Baca berita dengan sedikit iklan, klik di sini
PENERBANGAN terakhir dari Denpasar ke Jakarta malam itu sudah siap dilakukan. Pramugari sedang memperagakan cara memakai pelampung ketika seluruh kabin seperti dicekam bau menyengat. Durian. Alamak! Awak pesawat pun buru-buru meluncur ke sepanjang gang, mencoba mengendus dari mana bau dahsyat itu berasal.
”Tolong Bapak, Ibu, yang merasa membawa durian, tolong, kami akan simpankan di bagasi,” kata pramugari, mencoba bersabar. Tapi tak ada yang menjawab. Tak ada yang tunjuk tangan. Gawat. Beberapa laci penyimpan barang mulai dibuka, diperiksa, diendus, dikais-kais. Gagal. Sumber malapetaka agaknya sulit dikenali lagi. Seluruh kabin sudah kadung tercemar....

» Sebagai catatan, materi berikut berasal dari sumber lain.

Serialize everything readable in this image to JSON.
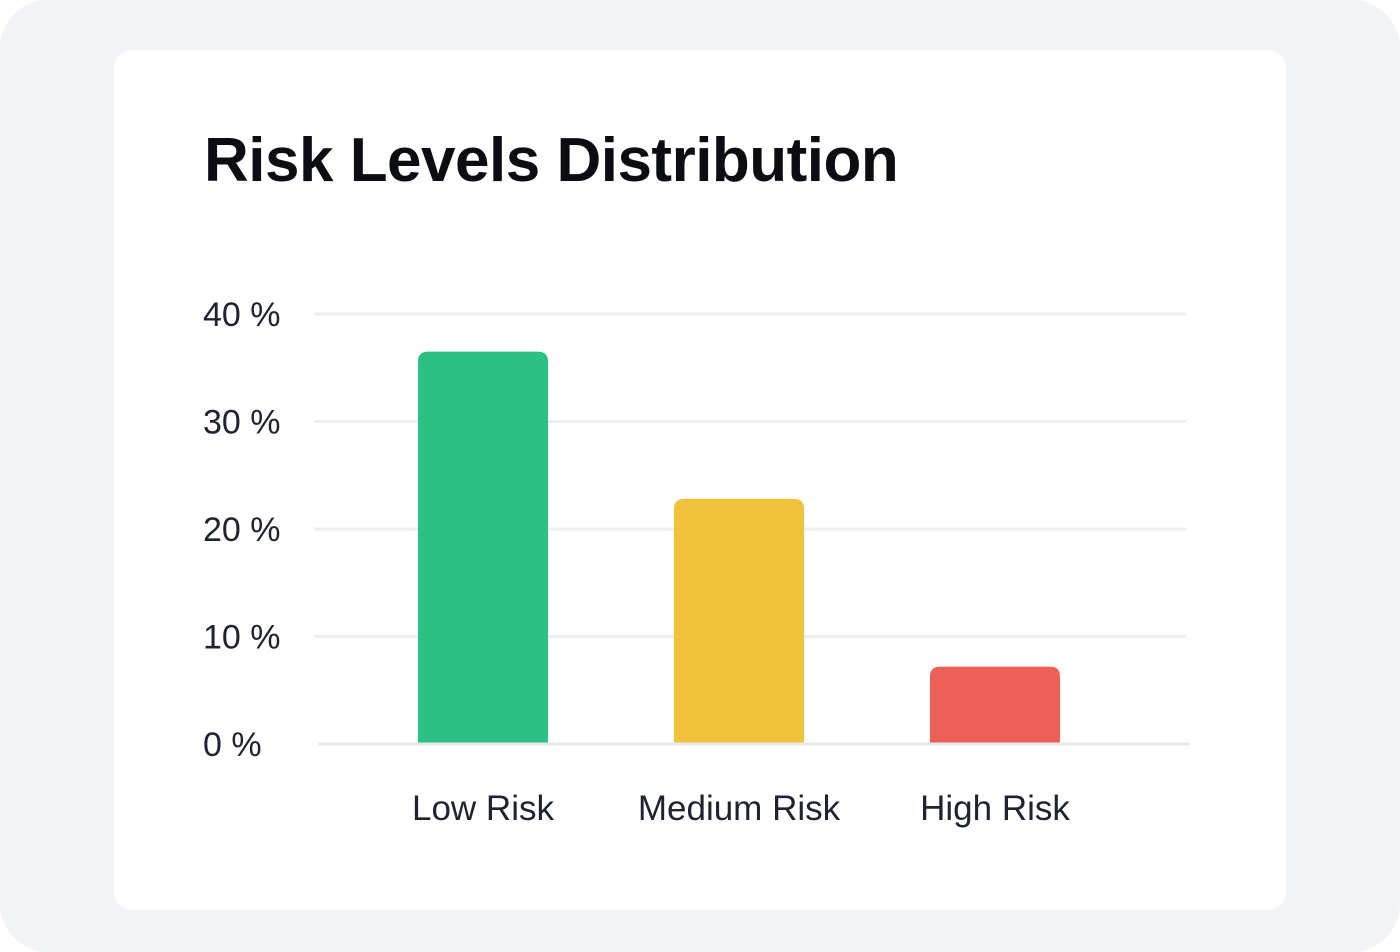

Naik pesawat hari-hari ini tak ada bedanya dengan naik bus. Anda tak cuma berurusan dengan bandara yang ruwet dan berjubel, waktu check-in yang panjang, dan pesawat yang penuh sesak. Anda juga mesti siap-siap menemui pelbagai insiden, termasuk tersekap berjam-jam dalam ”peti durian”, karena sebagian penumpang belum paham tata krama naik pesawat.
Bisnis penerbangan memang sedang meledak. Penumpang membludak. Pada 2003, jumlah penumpang penerbangan hanya 15 juta orang. Dua tahun kemudian, angka itu berlipat menjadi 28 juta. Dan tahun ini, menurut catatan BPS, hingga Juli jumlah penumpang penerbangan telah mendekati angka 20 juta orang.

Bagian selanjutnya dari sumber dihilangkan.